Saturday, March 19, 2011

Fossil sex





Time for some fossils - and there is some interesting news to report! Oozing sap preserved 2 mites in the act of having sex 40 million years ago (1st image). The Baltic amber fossil has been analyzed by Pavel Klimov of the University of Michigan and Ekaterina Sidorchuk of the Russian Academy of Sciences. Their study shows that while today's male mites dominate the act of mating, the females of their extinct ancestors Glaesacarus rhombeus had the upper hand, so to speak. What they had, actually, was a special pad-like structure used to hold the male in place (and what he lacked was the clinging structure he now uses to keep the female in position). This gave the girl mites an evolutionary advantage by being able to choose superior males for mating partners and to avoid harassment by "losers."

Last month, analysis of a 160-million-year-old pterosaur fossil by Junchang Lü of Beijing's Institute of Geology and David Unwin of the University of Leicester revealed some new difference between the sexes of the Darwinopterus. The new Chinese fossil (4th image) shows a female pterosaur that suffered a broken wing and fell into a lake, where it was preserved beneath the sediments after gases caused by its decomposition expelled an egg. This allowed the scientists to determine that the small flying reptiles laid leathery eggs like turtles rather than hard-shelled eggs like birds. In addition - because they are certain this fossil is female - they can state that only the males sported large head crests, making them the "peacocks of the Mesozoic."
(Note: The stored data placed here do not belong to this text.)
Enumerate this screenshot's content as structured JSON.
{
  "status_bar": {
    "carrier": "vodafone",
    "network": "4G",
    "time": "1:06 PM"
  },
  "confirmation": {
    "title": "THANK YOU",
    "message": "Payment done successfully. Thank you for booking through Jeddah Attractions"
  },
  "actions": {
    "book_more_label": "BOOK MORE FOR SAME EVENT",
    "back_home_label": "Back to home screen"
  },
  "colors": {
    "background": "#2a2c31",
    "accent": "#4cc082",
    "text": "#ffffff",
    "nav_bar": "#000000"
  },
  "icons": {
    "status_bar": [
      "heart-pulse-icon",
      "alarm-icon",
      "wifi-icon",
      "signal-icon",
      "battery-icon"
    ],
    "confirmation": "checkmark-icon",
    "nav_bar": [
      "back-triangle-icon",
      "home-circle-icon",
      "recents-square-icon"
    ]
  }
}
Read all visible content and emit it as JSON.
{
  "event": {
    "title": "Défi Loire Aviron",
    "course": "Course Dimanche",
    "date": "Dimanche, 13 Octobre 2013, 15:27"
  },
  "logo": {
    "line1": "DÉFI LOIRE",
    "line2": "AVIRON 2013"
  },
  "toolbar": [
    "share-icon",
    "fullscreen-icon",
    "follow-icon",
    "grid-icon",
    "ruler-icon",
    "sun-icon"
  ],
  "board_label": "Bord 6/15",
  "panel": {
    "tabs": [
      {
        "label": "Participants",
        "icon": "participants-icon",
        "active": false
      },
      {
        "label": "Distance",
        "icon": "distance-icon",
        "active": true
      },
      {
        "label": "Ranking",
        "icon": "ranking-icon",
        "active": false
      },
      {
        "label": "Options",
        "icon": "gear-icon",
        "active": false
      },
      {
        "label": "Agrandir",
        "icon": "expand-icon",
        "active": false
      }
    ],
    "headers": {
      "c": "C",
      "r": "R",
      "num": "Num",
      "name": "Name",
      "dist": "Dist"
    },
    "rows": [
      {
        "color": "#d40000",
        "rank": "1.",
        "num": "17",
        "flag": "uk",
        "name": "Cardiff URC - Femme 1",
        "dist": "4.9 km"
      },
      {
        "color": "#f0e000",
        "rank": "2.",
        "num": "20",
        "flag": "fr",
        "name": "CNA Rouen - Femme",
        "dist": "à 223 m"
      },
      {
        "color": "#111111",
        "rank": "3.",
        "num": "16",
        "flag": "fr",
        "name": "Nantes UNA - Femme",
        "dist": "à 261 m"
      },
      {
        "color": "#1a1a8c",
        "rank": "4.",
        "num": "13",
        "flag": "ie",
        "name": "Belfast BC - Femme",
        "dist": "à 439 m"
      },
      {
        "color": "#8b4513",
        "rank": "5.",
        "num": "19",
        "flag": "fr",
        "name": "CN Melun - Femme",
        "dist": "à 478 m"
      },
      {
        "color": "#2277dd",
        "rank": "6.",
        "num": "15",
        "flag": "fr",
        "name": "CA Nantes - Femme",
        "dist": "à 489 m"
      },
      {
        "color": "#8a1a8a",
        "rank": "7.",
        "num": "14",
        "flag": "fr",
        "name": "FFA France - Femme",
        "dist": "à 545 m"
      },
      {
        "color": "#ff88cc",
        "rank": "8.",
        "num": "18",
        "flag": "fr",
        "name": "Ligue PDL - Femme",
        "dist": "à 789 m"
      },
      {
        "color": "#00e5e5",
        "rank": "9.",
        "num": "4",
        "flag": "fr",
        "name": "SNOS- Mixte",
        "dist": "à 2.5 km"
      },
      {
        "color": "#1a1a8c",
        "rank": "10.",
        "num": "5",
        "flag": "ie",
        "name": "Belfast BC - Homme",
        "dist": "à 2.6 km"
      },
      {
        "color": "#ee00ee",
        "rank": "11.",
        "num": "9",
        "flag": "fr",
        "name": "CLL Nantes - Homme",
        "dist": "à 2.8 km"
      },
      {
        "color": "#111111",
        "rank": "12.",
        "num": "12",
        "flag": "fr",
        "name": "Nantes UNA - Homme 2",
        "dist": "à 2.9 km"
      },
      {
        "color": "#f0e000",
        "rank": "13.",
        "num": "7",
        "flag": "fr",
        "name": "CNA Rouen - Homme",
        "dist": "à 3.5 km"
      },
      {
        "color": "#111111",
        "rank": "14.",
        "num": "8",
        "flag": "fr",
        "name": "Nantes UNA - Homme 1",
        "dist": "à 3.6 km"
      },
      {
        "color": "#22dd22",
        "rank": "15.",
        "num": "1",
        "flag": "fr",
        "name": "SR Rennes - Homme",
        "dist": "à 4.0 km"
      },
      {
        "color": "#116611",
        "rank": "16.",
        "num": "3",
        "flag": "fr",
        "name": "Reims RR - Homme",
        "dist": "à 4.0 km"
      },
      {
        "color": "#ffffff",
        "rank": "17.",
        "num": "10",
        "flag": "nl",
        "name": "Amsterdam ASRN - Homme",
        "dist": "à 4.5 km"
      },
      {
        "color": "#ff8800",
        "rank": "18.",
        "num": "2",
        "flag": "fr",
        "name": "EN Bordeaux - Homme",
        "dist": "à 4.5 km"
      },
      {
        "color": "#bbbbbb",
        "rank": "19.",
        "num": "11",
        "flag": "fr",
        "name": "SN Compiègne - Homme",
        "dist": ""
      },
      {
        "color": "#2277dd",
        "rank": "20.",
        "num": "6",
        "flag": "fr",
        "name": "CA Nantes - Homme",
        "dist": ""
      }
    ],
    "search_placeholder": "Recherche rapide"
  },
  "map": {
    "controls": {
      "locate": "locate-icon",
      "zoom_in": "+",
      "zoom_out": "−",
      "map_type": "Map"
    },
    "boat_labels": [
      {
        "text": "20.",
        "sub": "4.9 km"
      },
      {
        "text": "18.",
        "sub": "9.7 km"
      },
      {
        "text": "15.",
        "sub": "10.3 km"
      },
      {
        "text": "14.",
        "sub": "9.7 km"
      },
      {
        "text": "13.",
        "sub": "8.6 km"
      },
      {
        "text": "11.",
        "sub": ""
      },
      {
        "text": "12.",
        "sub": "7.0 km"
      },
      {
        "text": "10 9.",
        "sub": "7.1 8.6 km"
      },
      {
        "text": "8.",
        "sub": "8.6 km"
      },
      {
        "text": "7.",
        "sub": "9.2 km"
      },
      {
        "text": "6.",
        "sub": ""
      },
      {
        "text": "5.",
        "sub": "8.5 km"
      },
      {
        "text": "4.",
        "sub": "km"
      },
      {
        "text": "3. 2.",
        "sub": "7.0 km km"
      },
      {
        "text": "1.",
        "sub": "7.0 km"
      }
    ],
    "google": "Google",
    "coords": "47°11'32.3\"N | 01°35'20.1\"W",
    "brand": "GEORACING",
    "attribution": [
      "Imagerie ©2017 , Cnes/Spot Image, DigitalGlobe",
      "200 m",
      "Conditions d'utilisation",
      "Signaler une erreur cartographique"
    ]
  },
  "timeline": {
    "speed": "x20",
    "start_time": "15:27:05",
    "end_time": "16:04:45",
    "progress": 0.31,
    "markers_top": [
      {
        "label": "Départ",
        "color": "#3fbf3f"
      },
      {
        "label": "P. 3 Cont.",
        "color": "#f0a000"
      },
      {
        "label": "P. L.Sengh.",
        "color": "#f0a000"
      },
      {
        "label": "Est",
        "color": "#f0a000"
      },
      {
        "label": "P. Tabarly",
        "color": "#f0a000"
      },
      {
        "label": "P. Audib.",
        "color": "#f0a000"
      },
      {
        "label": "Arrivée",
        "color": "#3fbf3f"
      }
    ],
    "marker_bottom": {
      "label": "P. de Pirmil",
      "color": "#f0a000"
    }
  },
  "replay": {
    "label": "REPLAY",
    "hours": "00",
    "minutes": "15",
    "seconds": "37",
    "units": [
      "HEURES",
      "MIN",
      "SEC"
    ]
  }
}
In an earlier post about frisky fossils, I noted that in 2010 paleontologists had identified fish as the first creatures to engage in sex for pleasure. Well, back in 2008 they determined that Funisia dorothea (2nd image), tube-like organisms that lived on the sea floor in flocks 570 million years ago, were the first to engage in the act at all, rather than reproducing asexually like everything else. "I don't think they would wind around each other. But I could be wrong - I would like to think they enjoyed it," said researcher Mary Droser of the University of California Riverside.

Just days after the mating mites made headlines, University of Cincinnati geology professor Carlton E. Brett revealed his assessment of large trilobite gatherings, preserved often in the fossil record (example, 3rd image), as opportunities for molting and mating. As he put it, "It's an orgy."